Second, the right co-founder will be the opposite of you. In terms of skills,
opposites are good. You're good at development? You need them to be great at
something entirely different.

If you met your best friend because you worked side-by-side doing the same job
and do everything together, probably not a good cofounder. But if you have a
former colleague that you worked with, you got along great, but you were in
sales and he was a developer -- that might be a match made in heaven.

I like to think of it like a marriage. My wife doesn't mind doing the things I
hate (cook, clean, etc) and I love doing the things she hates doing (going to
work, doing finances, etc). We communicate well, get along great, and the
responsibilities are easy to split.

------
jtfairbank
You don't. Founding a company will be one of the hardest things either of you
ever does. It's almost impossible to know beforehand how people will react to
extreme stress, sleep deprivation, large amounts of money, etc...

You can certainly do your best to learn about each other and extrapolate what
that means for a day to day working relationship, and for the good and bad
times. I'd highly recommend working on a side-project together, or one of you
hiring the other as a contractor for 1-3 months to work on the main product
(pre-incorporation) with the understanding that everything will even out at
incorporation. Equal (or reasonable) equity split, and the person paying the
other for contracting work will get a reimbursement as part of the
incorporation expenses.

To further reduce your risk, you absolutely need vesting and triggers. Based
on my experience, the standard 4 year vesting / 1 year cliff is not enough for
founders. I'd explore more long term options, such as 6 year vesting / 2 year
cliff, or the 4/1 that only starts after reaching a significant revenue /
fundraising milestone. The latter of 1 mil ARR or raising over 1 mil in
funding. Obviously you should both have the same terms here.

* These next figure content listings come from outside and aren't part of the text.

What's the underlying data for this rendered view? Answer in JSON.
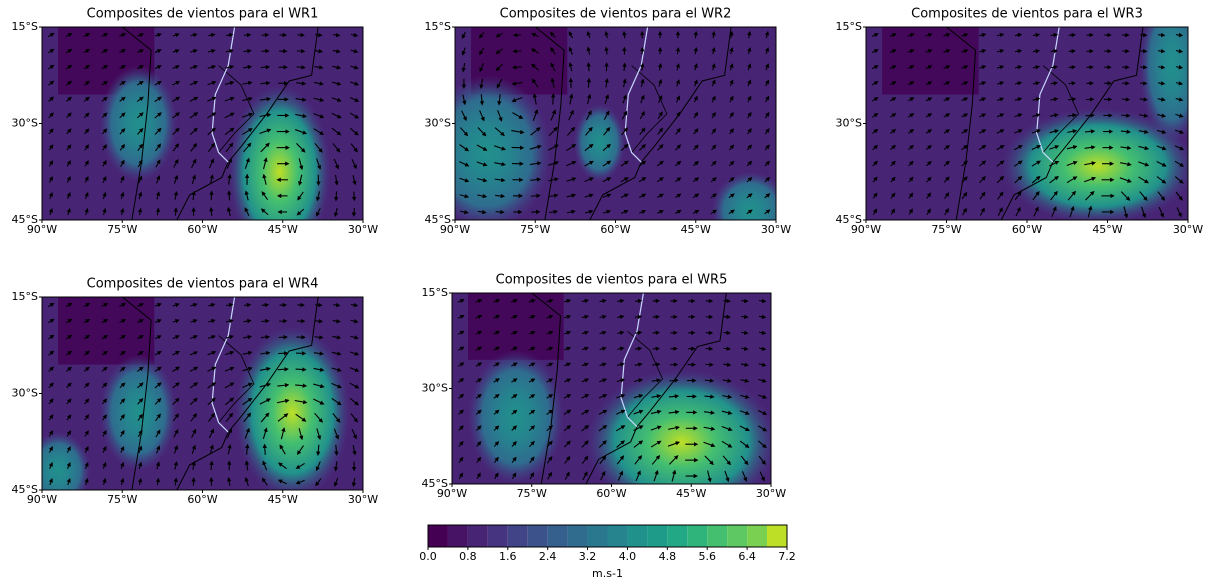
{
  "axes": {
    "x_ticks": [
      "90°W",
      "75°W",
      "60°W",
      "45°W",
      "30°W"
    ],
    "y_ticks": [
      "15°S",
      "30°S",
      "45°S"
    ]
  },
  "panels": [
    {
      "title": "Composites de vientos para el WR1"
    },
    {
      "title": "Composites de vientos para el WR2"
    },
    {
      "title": "Composites de vientos para el WR3"
    },
    {
      "title": "Composites de vientos para el WR4"
    },
    {
      "title": "Composites de vientos para el WR5"
    }
  ],
  "colorbar": {
    "boundaries": [
      0,
      0.4,
      0.8,
      1.2,
      1.6,
      2.0,
      2.4,
      2.8,
      3.2,
      3.6,
      4.0,
      4.4,
      4.8,
      5.2,
      5.6,
      6.0,
      6.4,
      6.8,
      7.2
    ],
    "colors": [
      "#440154",
      "#471365",
      "#482475",
      "#463480",
      "#414487",
      "#3b528b",
      "#355f8d",
      "#2f6c8e",
      "#2a788e",
      "#25848e",
      "#21918c",
      "#1e9c89",
      "#22a884",
      "#2fb47c",
      "#44bf70",
      "#5ec962",
      "#7ad151",
      "#bddf26",
      "#fde725"
    ],
    "ticks": [
      {
        "value": 0,
        "label": "0.0"
      },
      {
        "value": 0.8,
        "label": "0.8"
      },
      {
        "value": 1.6,
        "label": "1.6"
      },
      {
        "value": 2.4,
        "label": "2.4"
      },
      {
        "value": 3.2,
        "label": "3.2"
      },
      {
        "value": 4.0,
        "label": "4.0"
      },
      {
        "value": 4.8,
        "label": "4.8"
      },
      {
        "value": 5.6,
        "label": "5.6"
      },
      {
        "value": 6.4,
        "label": "6.4"
      },
      {
        "value": 7.2,
        "label": "7.2"
      }
    ],
    "label": "m.s-1"
  }
}
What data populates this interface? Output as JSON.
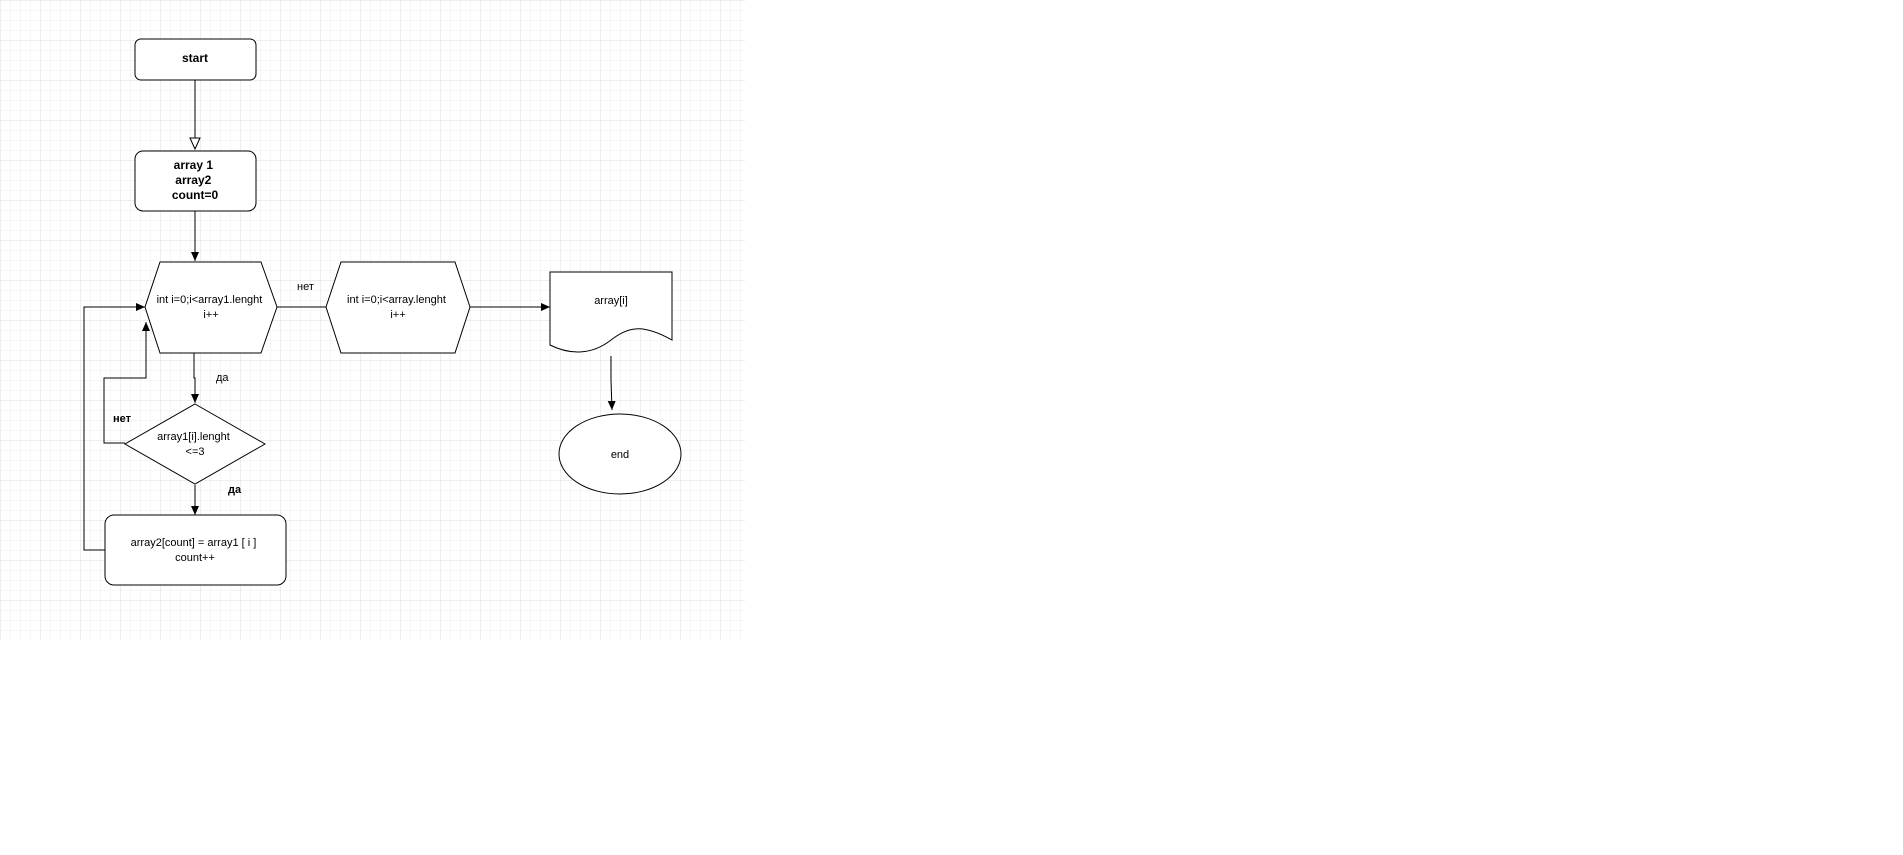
{
  "diagram": {
    "nodes": {
      "start": {
        "lines": [
          "start"
        ]
      },
      "init": {
        "lines": [
          "array 1",
          "array2",
          "count=0"
        ]
      },
      "loop1": {
        "lines": [
          "int i=0;i<array1.lenght",
          "i++"
        ]
      },
      "loop2": {
        "lines": [
          "int i=0;i<array.lenght",
          "i++"
        ]
      },
      "output": {
        "lines": [
          "array[i]"
        ]
      },
      "decision": {
        "lines": [
          "array1[i].lenght",
          "<=3"
        ]
      },
      "assign": {
        "lines": [
          "array2[count] = array1 [ i ]",
          "count++"
        ]
      },
      "end": {
        "lines": [
          "end"
        ]
      }
    },
    "edge_labels": {
      "loop1_to_loop2": "нет",
      "loop1_to_decision": "да",
      "decision_no": "нет",
      "decision_yes": "да"
    },
    "colors": {
      "stroke": "#000000",
      "fill": "#ffffff",
      "grid_minor": "#ececec",
      "grid_major": "#d9d9d9"
    }
  }
}
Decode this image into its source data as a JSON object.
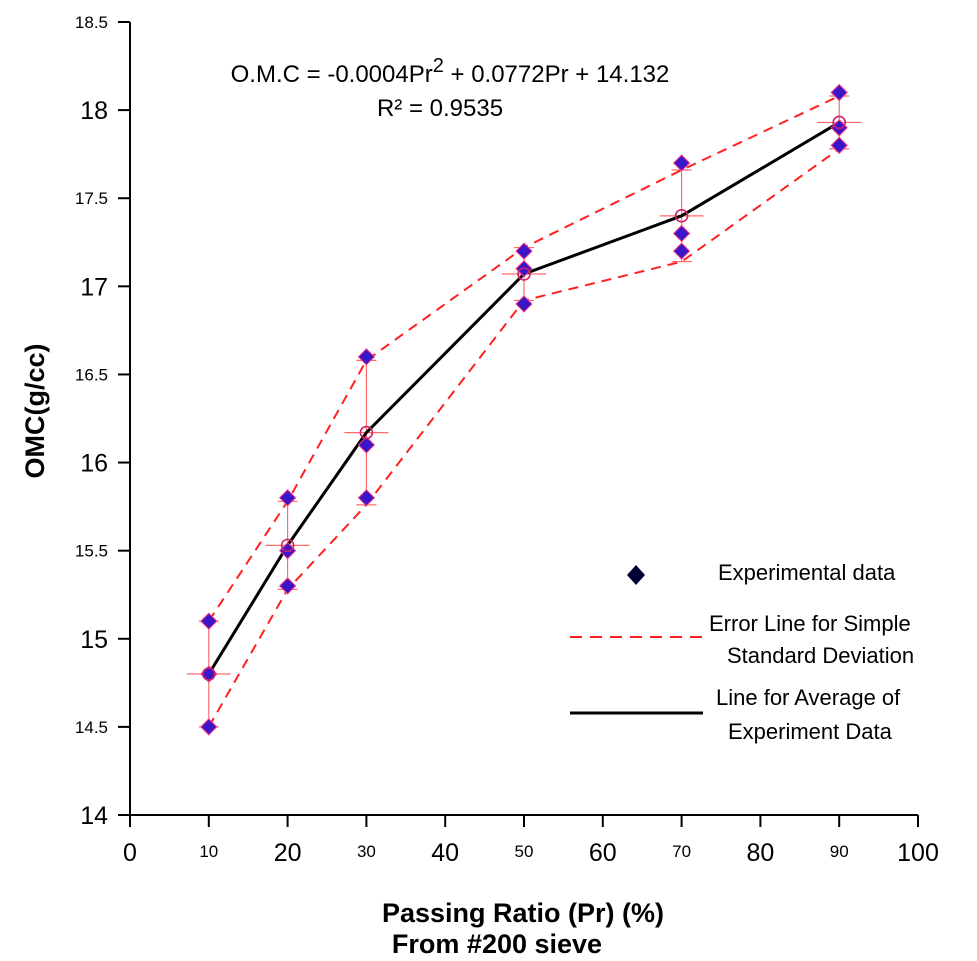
{
  "chart_data": {
    "type": "scatter",
    "equation": {
      "line1_prefix": "O.M.C = -0.0004Pr",
      "line1_sup": "2",
      "line1_suffix": " + 0.0772Pr + 14.132",
      "line2": "R² = 0.9535"
    },
    "xlabel_line1": "Passing Ratio (Pr) (%)",
    "xlabel_line2": "From #200 sieve",
    "ylabel": "OMC(g/cc)",
    "xlim": [
      0,
      100
    ],
    "ylim": [
      14,
      18.5
    ],
    "x_ticks": [
      {
        "value": 0,
        "label": "0",
        "size": "large"
      },
      {
        "value": 10,
        "label": "10",
        "size": "small"
      },
      {
        "value": 20,
        "label": "20",
        "size": "large"
      },
      {
        "value": 30,
        "label": "30",
        "size": "small"
      },
      {
        "value": 40,
        "label": "40",
        "size": "large"
      },
      {
        "value": 50,
        "label": "50",
        "size": "small"
      },
      {
        "value": 60,
        "label": "60",
        "size": "large"
      },
      {
        "value": 70,
        "label": "70",
        "size": "small"
      },
      {
        "value": 80,
        "label": "80",
        "size": "large"
      },
      {
        "value": 90,
        "label": "90",
        "size": "small"
      },
      {
        "value": 100,
        "label": "100",
        "size": "large"
      }
    ],
    "y_ticks": [
      {
        "value": 14,
        "label": "14",
        "size": "large"
      },
      {
        "value": 14.5,
        "label": "14.5",
        "size": "small"
      },
      {
        "value": 15,
        "label": "15",
        "size": "large"
      },
      {
        "value": 15.5,
        "label": "15.5",
        "size": "small"
      },
      {
        "value": 16,
        "label": "16",
        "size": "large"
      },
      {
        "value": 16.5,
        "label": "16.5",
        "size": "small"
      },
      {
        "value": 17,
        "label": "17",
        "size": "large"
      },
      {
        "value": 17.5,
        "label": "17.5",
        "size": "small"
      },
      {
        "value": 18,
        "label": "18",
        "size": "large"
      },
      {
        "value": 18.5,
        "label": "18.5",
        "size": "small"
      }
    ],
    "experimental": [
      {
        "x": 10,
        "y": 15.1
      },
      {
        "x": 10,
        "y": 14.8
      },
      {
        "x": 10,
        "y": 14.5
      },
      {
        "x": 20,
        "y": 15.8
      },
      {
        "x": 20,
        "y": 15.5
      },
      {
        "x": 20,
        "y": 15.3
      },
      {
        "x": 30,
        "y": 16.6
      },
      {
        "x": 30,
        "y": 16.1
      },
      {
        "x": 30,
        "y": 15.8
      },
      {
        "x": 50,
        "y": 17.2
      },
      {
        "x": 50,
        "y": 17.1
      },
      {
        "x": 50,
        "y": 16.9
      },
      {
        "x": 70,
        "y": 17.7
      },
      {
        "x": 70,
        "y": 17.3
      },
      {
        "x": 70,
        "y": 17.2
      },
      {
        "x": 90,
        "y": 18.1
      },
      {
        "x": 90,
        "y": 17.9
      },
      {
        "x": 90,
        "y": 17.8
      }
    ],
    "average": [
      {
        "x": 10,
        "y": 14.8,
        "sd": 0.3
      },
      {
        "x": 20,
        "y": 15.53,
        "sd": 0.25
      },
      {
        "x": 30,
        "y": 16.17,
        "sd": 0.41
      },
      {
        "x": 50,
        "y": 17.07,
        "sd": 0.15
      },
      {
        "x": 70,
        "y": 17.4,
        "sd": 0.26
      },
      {
        "x": 90,
        "y": 17.93,
        "sd": 0.15
      }
    ],
    "legend": {
      "experimental": "Experimental data",
      "error_line1": "Error Line for Simple",
      "error_line2": "Standard Deviation",
      "average_line1": "Line for Average of",
      "average_line2": "Experiment Data"
    },
    "colors": {
      "marker_fill": "#3a16c8",
      "marker_stroke": "#ff3d7f",
      "legend_marker": "#000033",
      "error_line": "#ff2020",
      "error_bar": "#ff6b6b",
      "average_line": "#000000",
      "avg_marker": "#d0206f"
    }
  }
}
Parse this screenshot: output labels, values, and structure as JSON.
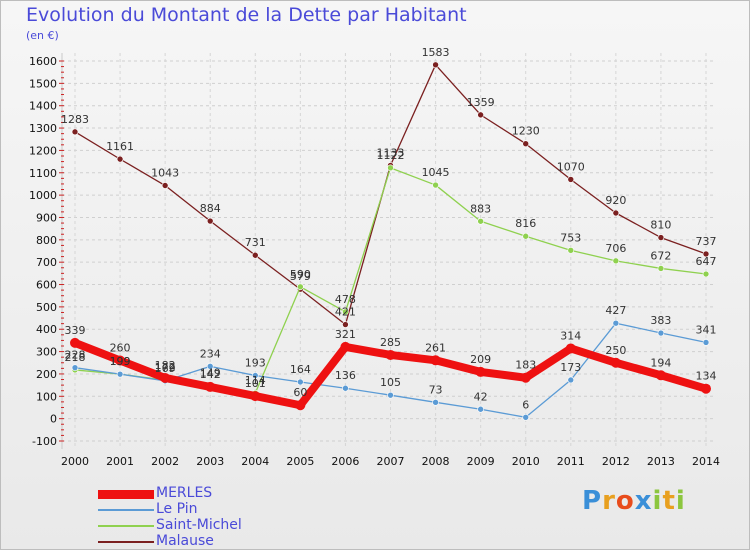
{
  "header": {
    "title": "Evolution du Montant de la Dette par Habitant",
    "subtitle": "(en €)"
  },
  "logo": {
    "letters": [
      "P",
      "r",
      "o",
      "x",
      "i",
      "t",
      "i"
    ],
    "colors": [
      "#3a8fd8",
      "#e8a020",
      "#e84c1c",
      "#3a8fd8",
      "#8cc63f",
      "#e8a020",
      "#8cc63f"
    ]
  },
  "colors": {
    "title": "#4a4ad8",
    "legend_text": "#4a4ad8"
  },
  "chart_data": {
    "type": "line",
    "title": "Evolution du Montant de la Dette par Habitant",
    "subtitle": "(en €)",
    "x": [
      "2000",
      "2001",
      "2002",
      "2003",
      "2004",
      "2005",
      "2006",
      "2007",
      "2008",
      "2009",
      "2010",
      "2011",
      "2012",
      "2013",
      "2014"
    ],
    "ylim": [
      -100,
      1600
    ],
    "yticks": [
      -100,
      0,
      100,
      200,
      300,
      400,
      500,
      600,
      700,
      800,
      900,
      1000,
      1100,
      1200,
      1300,
      1400,
      1500,
      1600
    ],
    "grid": true,
    "legend_position": "bottom-left",
    "series": [
      {
        "name": "MERLES",
        "color": "#ee1111",
        "values": [
          339,
          260,
          182,
          142,
          101,
          60,
          321,
          285,
          261,
          209,
          183,
          314,
          250,
          194,
          134
        ]
      },
      {
        "name": "Le Pin",
        "color": "#5b9bd5",
        "values": [
          228,
          199,
          169,
          234,
          193,
          164,
          136,
          105,
          73,
          42,
          6,
          173,
          427,
          383,
          341
        ]
      },
      {
        "name": "Saint-Michel",
        "color": "#8fd14f",
        "values": [
          218,
          199,
          172,
          149,
          114,
          590,
          478,
          1122,
          1045,
          883,
          816,
          753,
          706,
          672,
          647
        ]
      },
      {
        "name": "Malause",
        "color": "#7b2020",
        "values": [
          1283,
          1161,
          1043,
          884,
          731,
          579,
          421,
          1133,
          1583,
          1359,
          1230,
          1070,
          920,
          810,
          737
        ]
      }
    ]
  }
}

You may also want to consider having only one of you on the board (so that in
the worst case you can fire a cofounder). This should probably be the CEO.
Also, CTOs are usually the first/only devs so you may want to consider setting
a 6 month done-or-out milestone for product dev. This could be applied to
other roles (CEO- fundraising, Sales- hitting early adopter/traction
milestone), but I haven't seen that done in practice yet.

The worst case for you is that it doesn't work out in the early stages. This
doesn't have to be a bad split, nor kill the startup. Sometimes people go in
with good intentions, find out that it's not for them, and leave on good
terms. But if they do leave, on good or bad terms, before the company is
stable then you don't want them to take a large portion of the equity.

I strongly believe that founder equity is to compensate performance, not
opportunity cost. That's why they need to have such a large portion- the risk
of not performing is so great since the bar for a founder is so high, so if
they do perform they need a large reward. If founders are concerned about
opportunity costs of giving up a large salary, and need equity to make up for
it, they probably aren't really ready to make the jump to a startup.

------
chrisked
I guess time and your gut will tell, but don't waste valuable time to find
out. Don't postpone any tough talks to later. Spend a lot of time together in
business maybe even private. Traveling with someone to a foreign country for
me is always a good indicator. You'll see how someone behaves in a different
cultural setting, how they deal with unknowns and eventually you feel if you
can work hard together for the next 5+ years ;)